Arkansas cornerback signee Chase Lowery (6-0, 180) of Frisco, Texas, made it to Fayetteville on Monday feeling healthier than he has in a long time.

It seems that Lowery played the last two seasons with a pair of dislocated shoulders and torn labrums.

“For about two years, my right shoulder had been giving me problems if I tackled somebody the wrong way,” Lowery said. “(The pain) went away, but then my left arm started hurting this season. I went in to get an MRI and it showed that my right shoulder was dislocated and I had a torn labrum, but it had healed itself.

“But it turns out my left shoulder was also dislocated and had a torn labrum there, too, so I had surgery on that after the season.

“I got cleared on my last visit and I am so excited about being able to play without pain.”

Lowery chose Arkansas over Texas Tech, Purdue, Michigan State, Memphis, San Deigo State, Pittsburgh, Oregon State and other programs.

He was the last player in a class ranked 25th nationally to report to Fayetteville and did so Monday after graduating on Sunday.
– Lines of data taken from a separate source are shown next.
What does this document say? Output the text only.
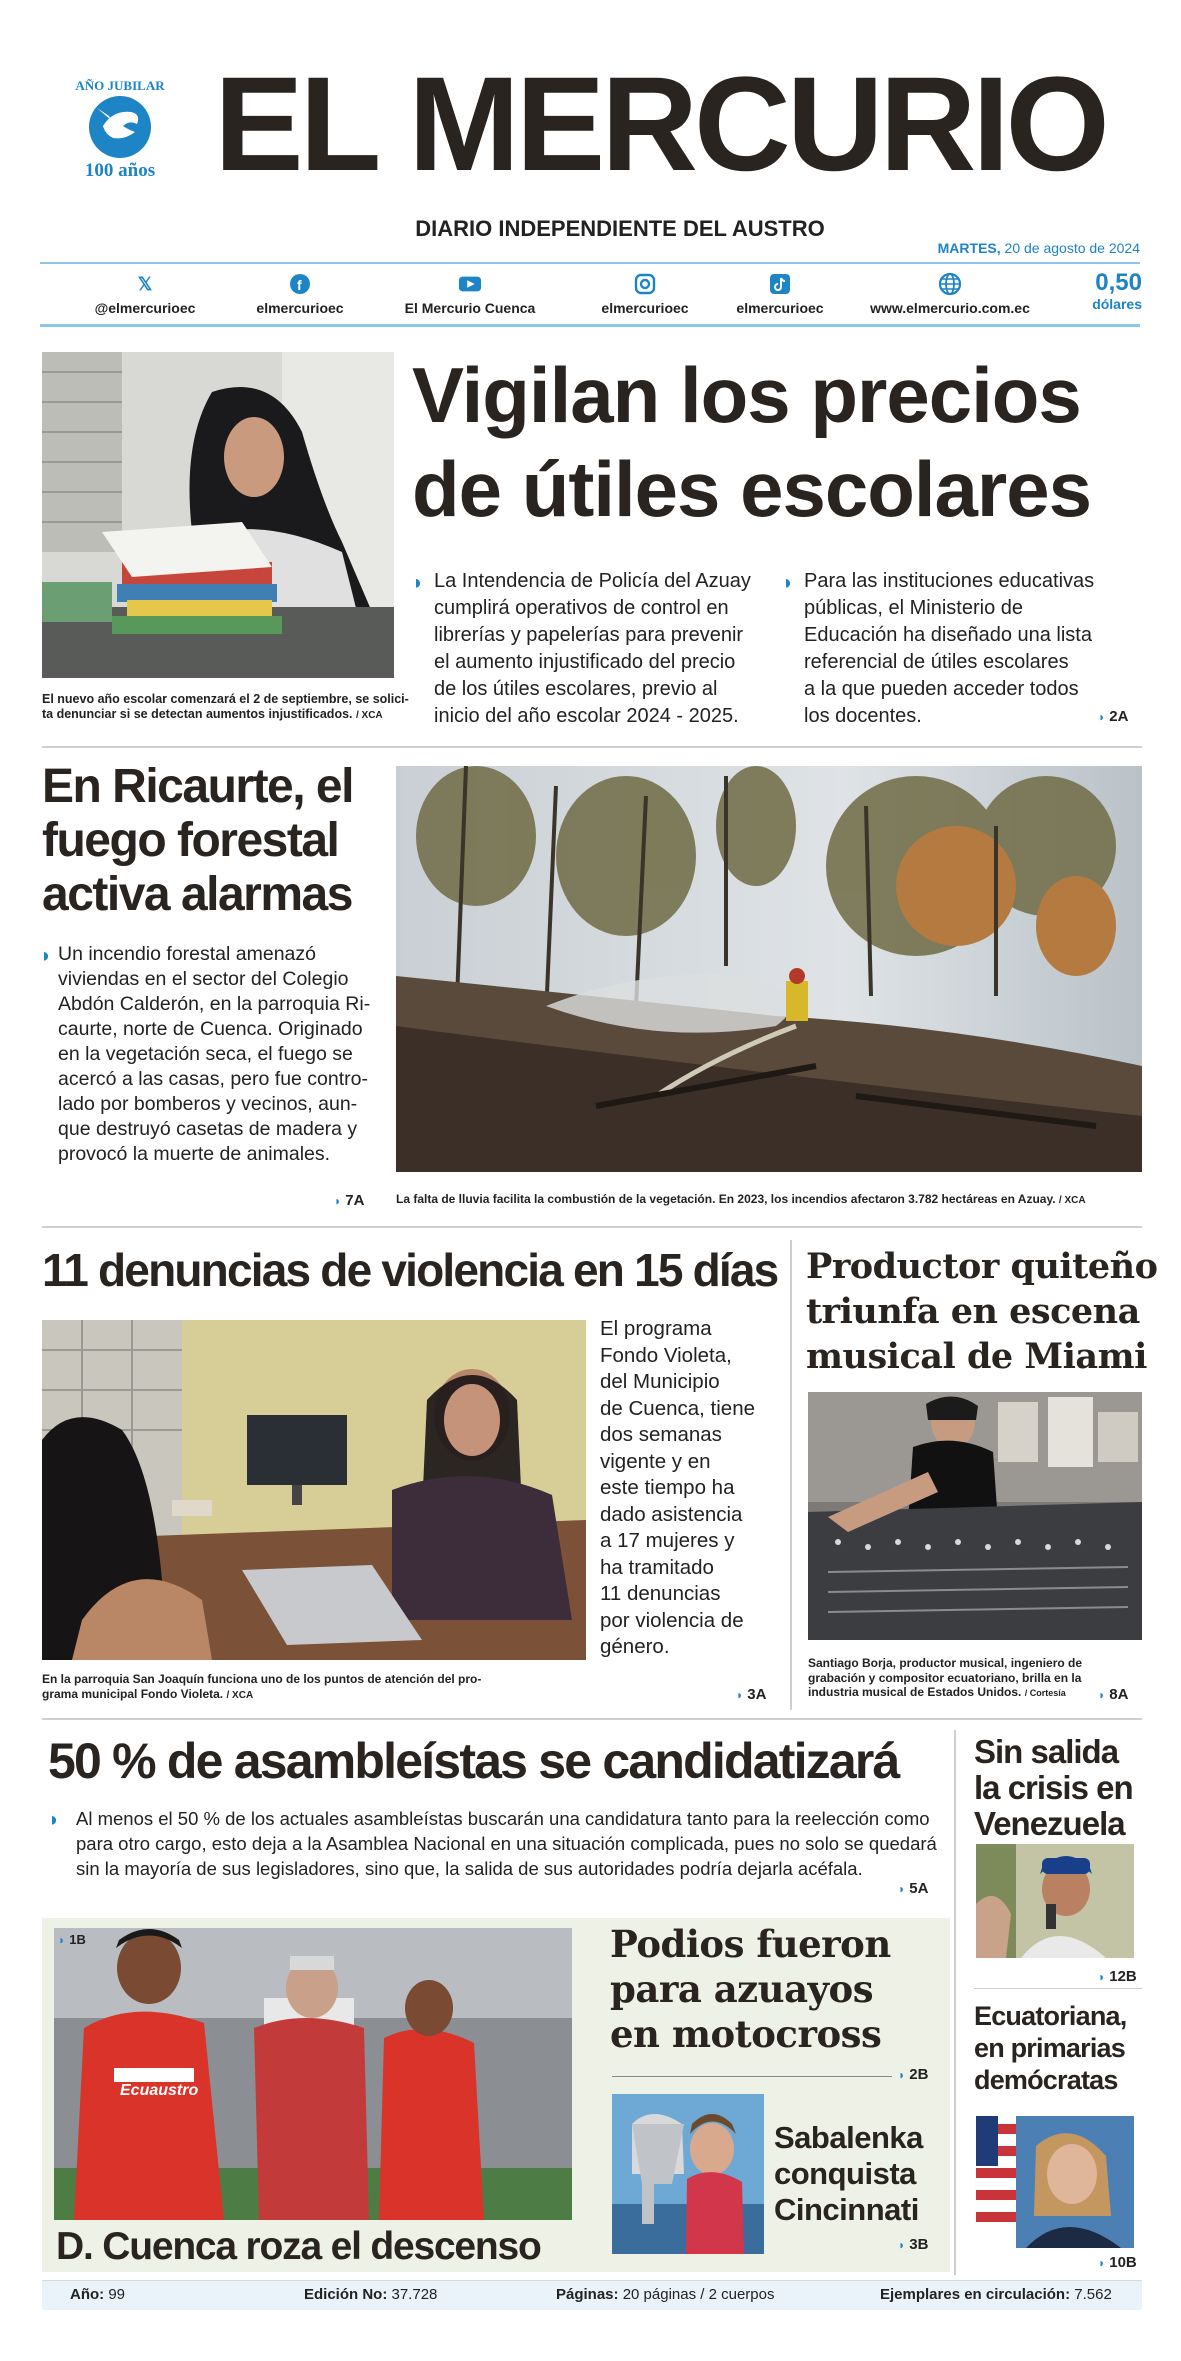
AÑO JUBILAR
100 años EL MERCURIO
DIARIO INDEPENDIENTE DEL AUSTRO
MARTES, 20 de agosto de 2024
𝕏
@elmercurioec
f
elmercurioec	El Mercurio Cuenca	elmercurioec	elmercurioec	www.elmercurio.com.ec
0,50
dólares
El nuevo año escolar comenzará el 2 de septiembre, se solici-
ta denunciar si se detectan aumentos injustificados. / XCA
Vigilan los precios
de útiles escolares
◗ La Intendencia de Policía del Azuay
cumplirá operativos de control en
librerías y papelerías para prevenir
el aumento injustificado del precio
de los útiles escolares, previo al
inicio del año escolar 2024 - 2025.
◗ Para las instituciones educativas
públicas, el Ministerio de
Educación ha diseñado una lista
referencial de útiles escolares
a la que pueden acceder todos
los docentes.	◗ 2A
En Ricaurte, el
fuego forestal
activa alarmas
◗ Un incendio forestal amenazó
viviendas en el sector del Colegio
Abdón Calderón, en la parroquia Ri-
caurte, norte de Cuenca. Originado
en la vegetación seca, el fuego se
acercó a las casas, pero fue contro-
lado por bomberos y vecinos, aun-
que destruyó casetas de madera y
provocó la muerte de animales.
◗ 7A	La falta de lluvia facilita la combustión de la vegetación. En 2023, los incendios afectaron 3.782 hectáreas en Azuay. / XCA
11 denuncias de violencia en 15 días
El programa
Fondo Violeta,
del Municipio
de Cuenca, tiene
dos semanas
vigente y en
este tiempo ha
dado asistencia
a 17 mujeres y
ha tramitado
11 denuncias
por violencia de
género.
En la parroquia San Joaquín funciona uno de los puntos de atención del pro-
grama municipal Fondo Violeta. / XCA	◗ 3A
Productor quiteño
triunfa en escena
musical de Miami
Santiago Borja, productor musical, ingeniero de
grabación y compositor ecuatoriano, brilla en la
industria musical de Estados Unidos. / Cortesía	◗ 8A
50 % de asambleístas se candidatizará
◗ Al menos el 50 % de los actuales asambleístas buscarán una candidatura tanto para la reelección como
para otro cargo, esto deja a la Asamblea Nacional en una situación complicada, pues no solo se quedará
sin la mayoría de sus legisladores, sino que, la salida de sus autoridades podría dejarla acéfala.
◗ 5A
Sin salida
la crisis en
Venezuela
◗ 12B
Ecuatoriana,
en primarias
demócratas
◗ 10B
Ecuaustro
◗ 1B
D. Cuenca roza el descenso
Podios fueron
para azuayos
en motocross
◗ 2B
Sabalenka
conquista
Cincinnati
◗ 3B
Año: 99	Edición No: 37.728	Páginas: 20 páginas / 2 cuerpos	Ejemplares en circulación: 7.562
“We all have the same mentality and that’s basically to come in here, work as hard as we can and help build something new and special,” Lowery said. “I’ve been ready for a while now to get up there and just get around the guys and get to know them.”
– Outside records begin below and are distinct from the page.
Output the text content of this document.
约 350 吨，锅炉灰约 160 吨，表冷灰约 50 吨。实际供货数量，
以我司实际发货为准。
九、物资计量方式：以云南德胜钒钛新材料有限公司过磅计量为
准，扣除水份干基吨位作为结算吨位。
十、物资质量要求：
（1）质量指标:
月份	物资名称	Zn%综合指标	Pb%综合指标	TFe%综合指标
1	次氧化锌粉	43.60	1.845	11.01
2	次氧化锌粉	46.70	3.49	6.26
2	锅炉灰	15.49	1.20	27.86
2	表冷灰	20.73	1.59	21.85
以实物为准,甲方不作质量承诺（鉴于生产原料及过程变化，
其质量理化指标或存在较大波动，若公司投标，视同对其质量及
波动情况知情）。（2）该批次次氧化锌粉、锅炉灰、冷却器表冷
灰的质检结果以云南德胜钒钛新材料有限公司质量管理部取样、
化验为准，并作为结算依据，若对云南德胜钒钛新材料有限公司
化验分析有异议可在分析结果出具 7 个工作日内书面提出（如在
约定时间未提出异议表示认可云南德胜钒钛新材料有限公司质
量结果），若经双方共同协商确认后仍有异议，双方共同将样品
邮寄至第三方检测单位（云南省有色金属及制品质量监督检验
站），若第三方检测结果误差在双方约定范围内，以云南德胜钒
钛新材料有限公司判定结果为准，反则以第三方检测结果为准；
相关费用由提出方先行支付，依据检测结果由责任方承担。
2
Lowery, whose quadmates will include fellow cornerback signee Keuan Parker and Razorbacks basketball signee Chance Moore, is pumped about playing for second-year coach Sam Pittman.
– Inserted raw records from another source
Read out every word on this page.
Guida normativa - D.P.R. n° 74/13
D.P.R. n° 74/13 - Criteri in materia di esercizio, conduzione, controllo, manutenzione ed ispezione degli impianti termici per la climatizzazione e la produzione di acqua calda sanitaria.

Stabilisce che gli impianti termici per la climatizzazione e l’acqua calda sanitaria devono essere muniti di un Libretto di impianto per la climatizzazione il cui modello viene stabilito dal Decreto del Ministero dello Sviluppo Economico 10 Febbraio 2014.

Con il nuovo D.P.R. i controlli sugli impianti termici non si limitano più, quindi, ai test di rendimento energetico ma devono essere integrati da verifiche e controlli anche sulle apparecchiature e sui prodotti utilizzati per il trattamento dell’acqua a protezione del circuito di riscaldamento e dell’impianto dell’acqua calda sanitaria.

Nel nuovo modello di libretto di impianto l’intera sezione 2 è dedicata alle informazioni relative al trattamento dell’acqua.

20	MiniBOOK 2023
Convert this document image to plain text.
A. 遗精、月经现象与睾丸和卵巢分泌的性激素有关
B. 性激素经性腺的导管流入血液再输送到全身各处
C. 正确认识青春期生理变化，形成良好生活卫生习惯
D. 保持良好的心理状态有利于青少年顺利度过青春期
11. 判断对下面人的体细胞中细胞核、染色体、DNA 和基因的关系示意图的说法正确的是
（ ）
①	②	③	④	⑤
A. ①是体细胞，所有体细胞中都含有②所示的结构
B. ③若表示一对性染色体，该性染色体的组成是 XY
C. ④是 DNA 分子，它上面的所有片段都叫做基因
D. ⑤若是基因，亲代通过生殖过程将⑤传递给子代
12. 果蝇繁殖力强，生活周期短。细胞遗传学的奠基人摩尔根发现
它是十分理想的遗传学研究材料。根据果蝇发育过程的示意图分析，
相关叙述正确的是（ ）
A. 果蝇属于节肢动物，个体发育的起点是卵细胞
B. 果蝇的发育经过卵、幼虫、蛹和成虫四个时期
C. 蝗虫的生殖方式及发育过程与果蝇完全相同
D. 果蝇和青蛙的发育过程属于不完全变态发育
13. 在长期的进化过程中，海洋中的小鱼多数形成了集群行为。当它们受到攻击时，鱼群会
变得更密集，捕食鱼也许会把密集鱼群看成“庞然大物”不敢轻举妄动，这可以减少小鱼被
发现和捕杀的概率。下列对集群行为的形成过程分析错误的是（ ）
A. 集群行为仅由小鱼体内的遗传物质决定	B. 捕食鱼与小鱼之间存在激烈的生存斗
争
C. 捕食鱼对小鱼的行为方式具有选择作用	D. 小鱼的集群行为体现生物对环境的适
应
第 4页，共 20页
“There is just something about Coach Pittman,” Lowery said. “He gets you so fired up and is always ready to compete. If you put in the work and show that you deserve to be out there, he will put you in.

“I think the sky is the limit for our class, and moving forward we will help continue the rebuild.”

Lowery had 14 catches for 403 yards and 2 touchdowns while making 26 tackles, 4 interceptions, 1 pass breakup, 1 fumble recovery and 1 forced fumble as a senior in a coronavirus-shortened seven-game season.

In an 11-3 season as a junior in 2019, Lowery had 31 catches for 709 yards and 7 touchdowns while also having 44 tackles with 4 interceptions (one returned for a score), 8 passes defended and a forced fumble.

“My main goal is just to get a little (playing time), whether it is in the return game, on defense, on offense, wherever,” Lowery said. “Team-wise, it is to win as many games as we can, get to a bowl and win the bowl.”

Even with rehabbing after the surgery, Lowery has been able to get in some conditioning.

“I have been doing some DB workouts, some training and pushing with my physical therapy,” Lowery said. “I’m good to go and very excited about it.”